A él le gustaba la displicencia con que Almendra se dejaba hacer el amor. Había cosas que le hacía en la cama de las que ni siquiera se atrevería a hablar con Patricia. Una noche, mientras regresaba de un night club con dos amigos y un travesti en el coche, se dio cuenta de lo que había pasado. Había perdido el control. Lo que hacía un año era un romance clandestino, una aventura de oficina, para calmar el dolor del día a día, se había vuelto ahora una aventura descontrolada que podría acabar o no con su futuro matrimonio.
Un buen día, después de la faena de rigor en el hostal de turno, Álvaro tuvo la brillante idea de aclararle el panorama a Almendra. Le dijo que le gustaba estar con ella porque lo suyo era sólo sexo. Almendra respondió con un ataque drástico de insultos que no bajaron del maldito bastardo hijo de puta. Amenazó con contarle todo a Patricia. Luego se puso a llorar. Antes de que Álvaro cogiera su ropa y se fuera, Almendra dijo que iba a quitarse la vida y a dejar una nota suicida.
En el coche de la empresa Álvaro condujo como un zombi. La idea de ver su vida acabada antes de empezar lo mortificó siempre, pero ahora, a causa de sus debilidades, podía volverse realidad.

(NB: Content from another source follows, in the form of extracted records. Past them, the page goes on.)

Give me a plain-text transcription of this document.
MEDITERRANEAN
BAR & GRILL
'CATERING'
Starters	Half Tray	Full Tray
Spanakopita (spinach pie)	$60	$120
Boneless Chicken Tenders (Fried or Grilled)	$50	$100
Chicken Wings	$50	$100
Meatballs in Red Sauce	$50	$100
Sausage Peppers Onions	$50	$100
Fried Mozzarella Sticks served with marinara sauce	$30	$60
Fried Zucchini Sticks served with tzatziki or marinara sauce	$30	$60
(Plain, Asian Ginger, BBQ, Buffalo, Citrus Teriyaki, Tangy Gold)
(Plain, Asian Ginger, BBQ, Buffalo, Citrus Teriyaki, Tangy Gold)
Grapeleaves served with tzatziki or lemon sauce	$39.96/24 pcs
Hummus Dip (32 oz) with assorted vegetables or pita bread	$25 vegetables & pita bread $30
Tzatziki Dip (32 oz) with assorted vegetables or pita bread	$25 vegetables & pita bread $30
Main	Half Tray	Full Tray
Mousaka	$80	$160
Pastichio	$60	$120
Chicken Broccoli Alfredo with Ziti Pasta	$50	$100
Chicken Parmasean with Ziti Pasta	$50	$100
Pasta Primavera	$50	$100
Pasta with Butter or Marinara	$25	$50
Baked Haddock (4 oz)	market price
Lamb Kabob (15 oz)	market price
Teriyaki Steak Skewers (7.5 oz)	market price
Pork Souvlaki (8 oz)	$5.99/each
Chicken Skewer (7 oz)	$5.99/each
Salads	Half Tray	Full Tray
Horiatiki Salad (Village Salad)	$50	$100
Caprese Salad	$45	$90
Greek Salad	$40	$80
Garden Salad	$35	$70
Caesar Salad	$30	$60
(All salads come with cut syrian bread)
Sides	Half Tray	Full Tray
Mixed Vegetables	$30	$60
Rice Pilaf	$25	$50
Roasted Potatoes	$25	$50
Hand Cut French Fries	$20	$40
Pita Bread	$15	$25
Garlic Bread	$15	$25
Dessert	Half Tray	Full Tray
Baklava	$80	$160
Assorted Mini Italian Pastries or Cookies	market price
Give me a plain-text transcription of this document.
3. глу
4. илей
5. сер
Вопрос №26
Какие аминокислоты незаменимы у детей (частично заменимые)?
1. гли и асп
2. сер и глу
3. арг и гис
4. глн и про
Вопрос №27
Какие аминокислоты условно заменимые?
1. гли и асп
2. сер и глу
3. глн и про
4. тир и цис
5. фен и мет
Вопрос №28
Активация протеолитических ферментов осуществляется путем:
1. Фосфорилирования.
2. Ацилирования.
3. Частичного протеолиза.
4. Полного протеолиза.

Antes de llegar a la oficina, en el cruce de Javier Prado con Arequipa, sus dos amigos bajaron, se despidieron de él y caminaron por la avenida Arequipa dando tumbos. El travesti pasó al asiento del copiloto. Empezó a hablarle en voz baja, con un sonido ronco. Tenía el pelo largo, probablemente una peluca, tetas de mentira, una minifalda a la que le hacían falta unas caderas y unas botas de tacón alto. La luz de la calle se filtraba por el coche.